By the time contracts were signed, though, and my manuscript had a due date, the odd wedge was no longer going to cut it. Not only did I need to know in exacting detail the taste of every cheese I was learning about; I had to plot a course of cheese adventures for the next year that would take me around the world, to some of the rarest fromage on the planet.
I set a course for creameries in California, cheese festivals in Vermont and Oregon, a cheese laboratory in Wisconsin, an underground cheese cave in Paris, and a street market in the mountains of Switzerland.
It would be the food adventure of a lifetime, during which I would heroically maintain my diet whenever I didn’t absolutely have to eat cheese. Right? Right?
Despite its much-celebrated lack of carbs, cheese is known to be loaded with fat. However, some experts claim cheese is a perfect food. It’s got plenty of protein, vitamin D, and good bacteria, and it may even be heart-healthy.
Hell, there must be some reason why French people are almost as famously thin, on average, as they are enamored with cheese. Finding out about cheese’s nutritional properties while being exposed to more of it than any living creature reasonably should inspired me to try to eat it in moderation.
A funny thing happens when you’re suddenly getting paid to eat the world’s best cheese all the time, though. It’s the instant erosion of willpower that occurs whenever you walk into a banquet hall and see table after table heaving under the weight of so much cheese you’d swear it was an optical illusion; a magnificent, endless, MC Escher trough; dijon yellow cascading into bakery beige, buffalo wing orange and beyond; each new table another perfect tableau of cubes, rectangles, lumpy blobs, and runny white pools, the taste transcendentally nutty and buttery, with a pop of tang.
In theory, I convinced myself I could successfully eat only enough to be able to describe such experiences in a book. In practice, however, I ended up hoovering just about every wisp of dairy I saw, like an escaped prisoner who’s come across windowsill pie.
The weight I had just lost began returning in short order. The shirts I bought at the peak of my recent loss—never a great idea—began to pooch out around the middle like an inflating balloon.

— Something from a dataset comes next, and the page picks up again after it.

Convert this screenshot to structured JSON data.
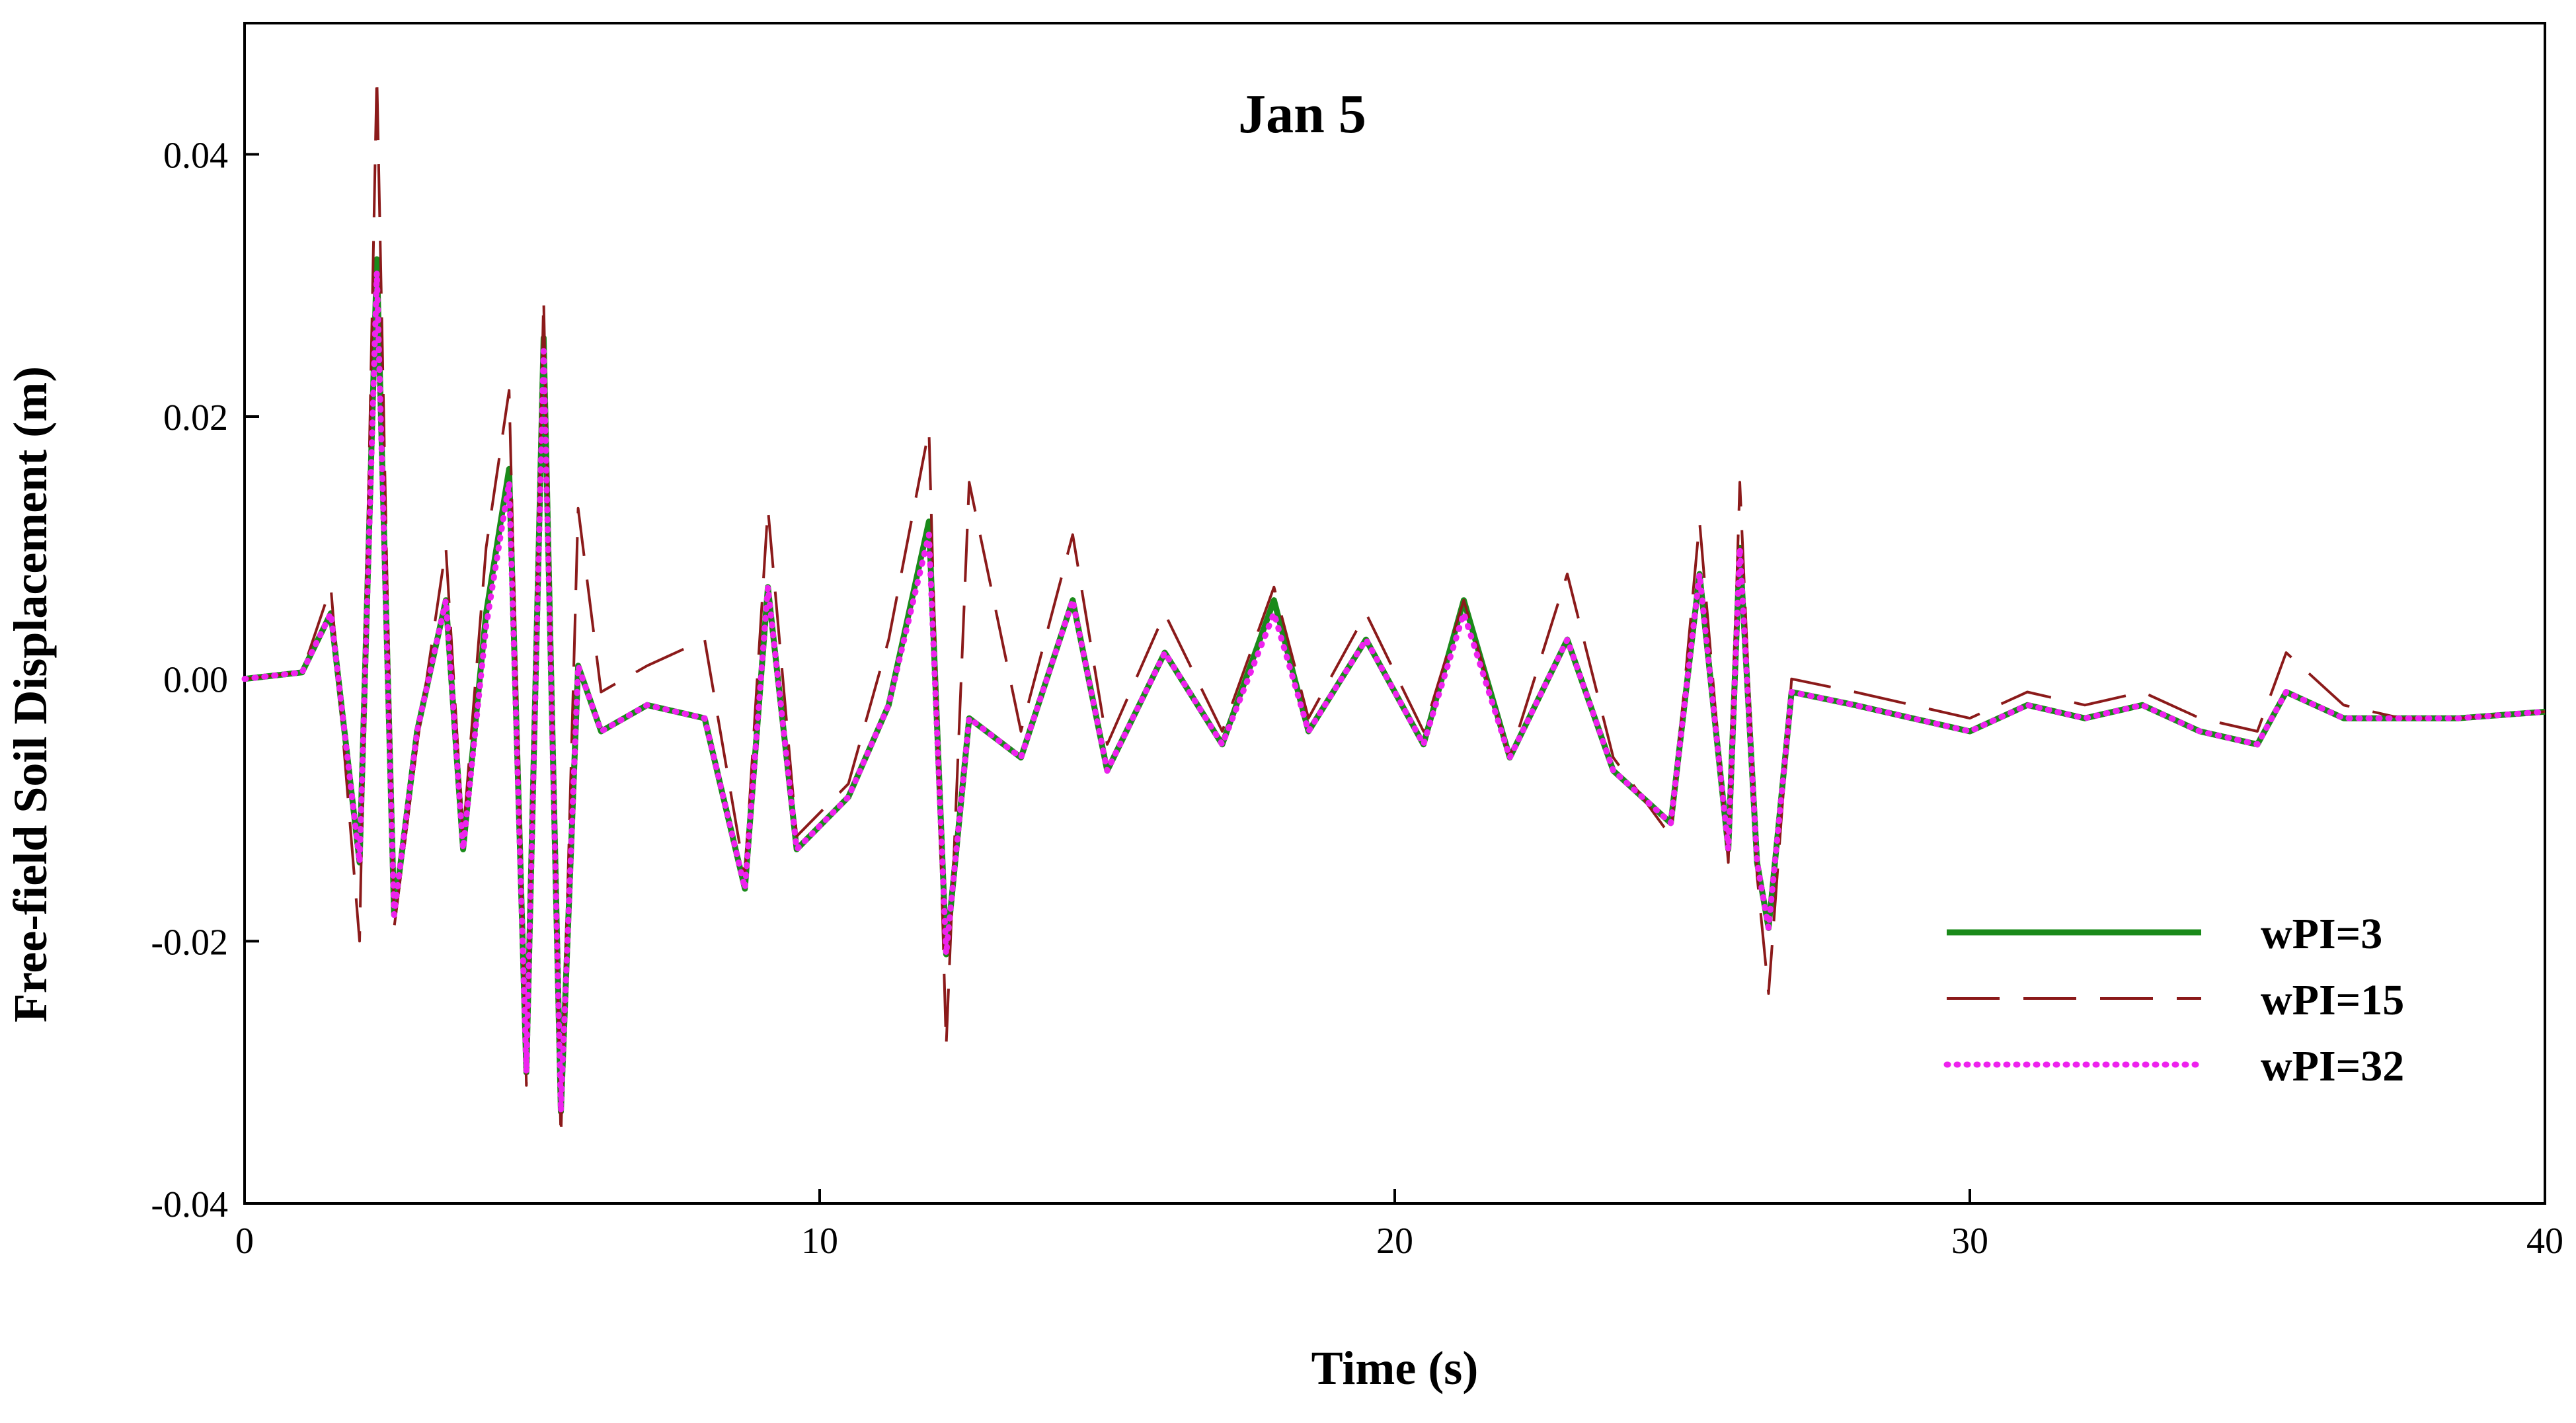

I was still working out as much as the fitness regimen dictated, and sticking to the diet most of the time, but cheese had become a constant exception. Eating any kind of artisan cheese—even just to see how one batch of Jasper Hill’s bold, meaty Harbison differed from the next—was now considered “doing the work.”
I’d more or less spent my entire life looking for socially acceptable reasons to eat too much cheese, and now I had a really solid one.
The novelty of this situation made me look at things from a new perspective. For the first time ever, gaining weight had become a fascinating side effect that meant I was being good at my job. I started examining the fresh stretch marks on my sides with forensic interest. (“So, that’s how my body handled The Cheesemonger Invitational.”)
At a certain point, I decided to take it all in stride, and enjoy the ride. So what if the monthly cheese-tasting club I established started to feel like the movie Boyhood, but for watching me gain weight in real time?
I could lose the weight, but I would never again have an opportunity like this, where cheesemakers were only too happy to let me sample especially potent batches they kept aside in the cellar for themselves and VIPs.
Like a vegan eating meat while trapped on a desert island, I forged on with an anything goes attitude around cheese—and ultimately gained back 25 of the 30 pounds I’d recently lost.
And while the pandemic has proved a challenging time to lose the weight once again, I have no regrets.
After all: Many men diet, but not all truly live.